OBG, which provides market prediction data to corporate investors in various sectors, said opening of a 127-roomed five star hotel at Two Rivers Mall in Kiambu, with another 13 hotels under construction, would see Kenya's room capacity grow by 2,400 in the next three years.
It said the South African hospitality group's strategy of growing its footprint in Kenya to three, after taking over Fairview Hotel and Town Lodge, recently confirmed their confidence with Nairobi as a regional hub. Mr Kariuki said Kenya's rise from an explosive electioneering period had dumbfounded many people, creating a new interest among potential visitors.
"Tourism is sensitive to negative publicity, politics and security. Threats of violence or actual violence could hurt tourist arrivals. The political noise should die off to enable the industry to attract investments," he said.
Mr Kariuki said recent advisories by the UK government to its citizens not to travel to western Kenya was a clear statement that other areas were safe.
According to the UN World Tourism Organisation, Kenya hosted 1.3 million tourists who spent Sh100 billion last year, a 17 per cent increase from the Sh85 billion spent in 2015.
The report noted that Kenya's hospitality segment was set for brighter times, with room revenues projected to increase by 3.5 per cent this year.

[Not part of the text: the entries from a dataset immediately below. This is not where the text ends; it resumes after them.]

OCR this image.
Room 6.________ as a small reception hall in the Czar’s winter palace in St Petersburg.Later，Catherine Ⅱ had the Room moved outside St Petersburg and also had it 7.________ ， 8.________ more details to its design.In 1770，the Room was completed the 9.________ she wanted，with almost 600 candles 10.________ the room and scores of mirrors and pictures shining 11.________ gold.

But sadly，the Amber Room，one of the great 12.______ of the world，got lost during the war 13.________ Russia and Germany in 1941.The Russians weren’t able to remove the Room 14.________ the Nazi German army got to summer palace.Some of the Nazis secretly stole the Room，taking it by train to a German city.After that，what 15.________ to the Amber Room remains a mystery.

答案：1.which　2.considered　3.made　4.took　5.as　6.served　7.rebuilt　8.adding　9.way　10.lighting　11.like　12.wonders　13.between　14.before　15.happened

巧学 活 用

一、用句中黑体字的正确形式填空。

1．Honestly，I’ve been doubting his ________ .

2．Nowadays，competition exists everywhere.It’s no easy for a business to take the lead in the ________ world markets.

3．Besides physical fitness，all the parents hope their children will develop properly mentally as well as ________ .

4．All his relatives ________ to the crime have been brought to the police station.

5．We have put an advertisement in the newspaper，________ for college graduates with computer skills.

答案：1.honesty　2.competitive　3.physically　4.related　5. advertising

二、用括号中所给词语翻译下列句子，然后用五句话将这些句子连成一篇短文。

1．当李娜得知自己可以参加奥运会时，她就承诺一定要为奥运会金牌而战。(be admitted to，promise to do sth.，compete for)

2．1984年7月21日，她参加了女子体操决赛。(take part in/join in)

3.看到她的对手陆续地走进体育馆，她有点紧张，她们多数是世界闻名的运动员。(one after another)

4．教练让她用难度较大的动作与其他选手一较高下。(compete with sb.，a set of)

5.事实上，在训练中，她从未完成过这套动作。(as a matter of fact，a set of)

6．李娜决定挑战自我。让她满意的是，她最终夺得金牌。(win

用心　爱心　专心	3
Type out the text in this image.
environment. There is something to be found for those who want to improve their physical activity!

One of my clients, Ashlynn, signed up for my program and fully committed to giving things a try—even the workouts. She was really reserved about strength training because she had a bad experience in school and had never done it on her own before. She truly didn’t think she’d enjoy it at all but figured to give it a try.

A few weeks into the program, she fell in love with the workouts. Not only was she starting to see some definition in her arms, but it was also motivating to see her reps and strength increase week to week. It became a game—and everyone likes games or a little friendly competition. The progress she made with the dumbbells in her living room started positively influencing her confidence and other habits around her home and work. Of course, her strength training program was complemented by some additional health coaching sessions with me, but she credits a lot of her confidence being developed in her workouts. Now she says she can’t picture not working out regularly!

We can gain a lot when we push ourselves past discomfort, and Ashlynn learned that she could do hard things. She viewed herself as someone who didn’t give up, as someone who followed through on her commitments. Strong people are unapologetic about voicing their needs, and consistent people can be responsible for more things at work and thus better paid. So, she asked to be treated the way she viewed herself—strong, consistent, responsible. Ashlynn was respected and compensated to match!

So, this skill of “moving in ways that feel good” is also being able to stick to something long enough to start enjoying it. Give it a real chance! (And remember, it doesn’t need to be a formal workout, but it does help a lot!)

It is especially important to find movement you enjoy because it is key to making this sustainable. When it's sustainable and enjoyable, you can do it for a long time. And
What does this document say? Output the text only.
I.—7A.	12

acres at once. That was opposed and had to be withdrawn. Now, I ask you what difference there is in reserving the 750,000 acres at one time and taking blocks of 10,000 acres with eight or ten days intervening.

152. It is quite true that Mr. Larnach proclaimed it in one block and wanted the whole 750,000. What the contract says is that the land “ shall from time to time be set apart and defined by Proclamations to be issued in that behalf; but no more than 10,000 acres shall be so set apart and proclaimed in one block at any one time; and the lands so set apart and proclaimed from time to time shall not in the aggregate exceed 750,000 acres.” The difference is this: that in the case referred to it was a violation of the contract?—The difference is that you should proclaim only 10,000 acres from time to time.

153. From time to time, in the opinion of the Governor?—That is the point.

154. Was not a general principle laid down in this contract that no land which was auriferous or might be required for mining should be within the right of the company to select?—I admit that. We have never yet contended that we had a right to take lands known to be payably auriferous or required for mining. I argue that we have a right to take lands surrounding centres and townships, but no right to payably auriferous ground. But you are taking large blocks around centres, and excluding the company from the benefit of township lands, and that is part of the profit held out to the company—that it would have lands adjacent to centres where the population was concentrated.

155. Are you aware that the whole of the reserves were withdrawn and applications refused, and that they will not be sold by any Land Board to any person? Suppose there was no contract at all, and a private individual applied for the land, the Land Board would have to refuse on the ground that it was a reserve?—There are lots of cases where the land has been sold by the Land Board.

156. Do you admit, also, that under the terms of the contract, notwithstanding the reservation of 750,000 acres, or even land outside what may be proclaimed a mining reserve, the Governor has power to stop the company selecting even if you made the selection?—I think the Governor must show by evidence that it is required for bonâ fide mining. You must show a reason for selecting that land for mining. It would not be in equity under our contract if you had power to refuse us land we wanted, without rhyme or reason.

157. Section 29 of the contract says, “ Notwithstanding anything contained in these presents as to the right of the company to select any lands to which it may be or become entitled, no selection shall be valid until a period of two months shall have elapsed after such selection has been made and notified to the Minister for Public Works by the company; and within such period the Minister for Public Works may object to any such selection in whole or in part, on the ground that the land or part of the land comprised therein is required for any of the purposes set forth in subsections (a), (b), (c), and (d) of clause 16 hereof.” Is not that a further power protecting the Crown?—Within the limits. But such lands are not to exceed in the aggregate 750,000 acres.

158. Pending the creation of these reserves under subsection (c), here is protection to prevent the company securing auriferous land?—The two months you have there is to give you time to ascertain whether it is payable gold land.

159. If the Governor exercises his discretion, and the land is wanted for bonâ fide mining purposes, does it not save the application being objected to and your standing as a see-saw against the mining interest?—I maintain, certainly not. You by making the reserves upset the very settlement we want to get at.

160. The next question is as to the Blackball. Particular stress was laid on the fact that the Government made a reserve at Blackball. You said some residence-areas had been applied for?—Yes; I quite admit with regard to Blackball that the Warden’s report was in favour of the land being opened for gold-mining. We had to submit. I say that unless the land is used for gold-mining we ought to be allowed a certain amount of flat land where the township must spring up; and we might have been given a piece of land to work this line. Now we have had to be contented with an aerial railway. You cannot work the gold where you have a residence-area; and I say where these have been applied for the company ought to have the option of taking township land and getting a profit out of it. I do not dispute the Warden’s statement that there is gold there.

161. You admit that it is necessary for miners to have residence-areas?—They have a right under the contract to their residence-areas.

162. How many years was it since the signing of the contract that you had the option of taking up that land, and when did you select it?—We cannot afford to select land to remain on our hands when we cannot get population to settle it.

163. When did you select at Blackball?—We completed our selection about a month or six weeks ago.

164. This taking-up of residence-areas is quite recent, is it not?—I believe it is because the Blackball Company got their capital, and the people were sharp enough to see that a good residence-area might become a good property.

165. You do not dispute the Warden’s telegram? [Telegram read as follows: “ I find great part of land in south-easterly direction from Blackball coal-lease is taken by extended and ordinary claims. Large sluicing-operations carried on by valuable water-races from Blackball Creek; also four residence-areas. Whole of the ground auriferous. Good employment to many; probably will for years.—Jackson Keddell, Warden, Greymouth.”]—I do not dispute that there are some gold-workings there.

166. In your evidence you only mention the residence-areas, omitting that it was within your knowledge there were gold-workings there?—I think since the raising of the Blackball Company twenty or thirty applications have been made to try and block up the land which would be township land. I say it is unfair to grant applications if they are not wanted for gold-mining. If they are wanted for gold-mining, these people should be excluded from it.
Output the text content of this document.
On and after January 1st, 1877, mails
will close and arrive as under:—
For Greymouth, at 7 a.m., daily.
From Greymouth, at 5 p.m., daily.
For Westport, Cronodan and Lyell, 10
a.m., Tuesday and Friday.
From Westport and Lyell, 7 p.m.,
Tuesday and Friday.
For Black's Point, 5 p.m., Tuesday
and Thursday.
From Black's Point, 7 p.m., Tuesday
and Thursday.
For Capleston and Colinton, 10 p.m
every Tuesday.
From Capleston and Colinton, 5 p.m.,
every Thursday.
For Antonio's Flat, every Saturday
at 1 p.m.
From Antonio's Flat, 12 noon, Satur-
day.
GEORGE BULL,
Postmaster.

The same trend is expected to continue at an annual compound annual growth of 7.5 per cent until 2021.
"Additional air services to Kenya, economic stability and rising demand in the domestic travel segment will spur an increase in guest nights. 2017 has validated the bullish optimism of hotel investors. Visitor numbers to Kenya increased by 12.6 per cent between January and July, according to the Kenya National Bureau of Statistics.
"The strong performance means Kenya is on track to surpass the 1.3 million arrivals posted last year, which in turn represented a 10 per cent rise on the 2015 total, when security concerns saw tourist numbers fall to 1.18 million," it said.
The government has since sanctioned a Sh700 million 30-month incentive for tourist charter planes that ends next June, where landing fees at Moi International Airport and Malindi Airport in Kilifi County were waived.
Passengers terminating their journey at the two airports for holiday also enjoy a Sh3,000 subsidy. This has attracted charter operators from Italy, Germany and Poland, with Dutch charter operator TUI Netherlands also announcing its intention to resume direct flights to Mombasa after a three-year absence.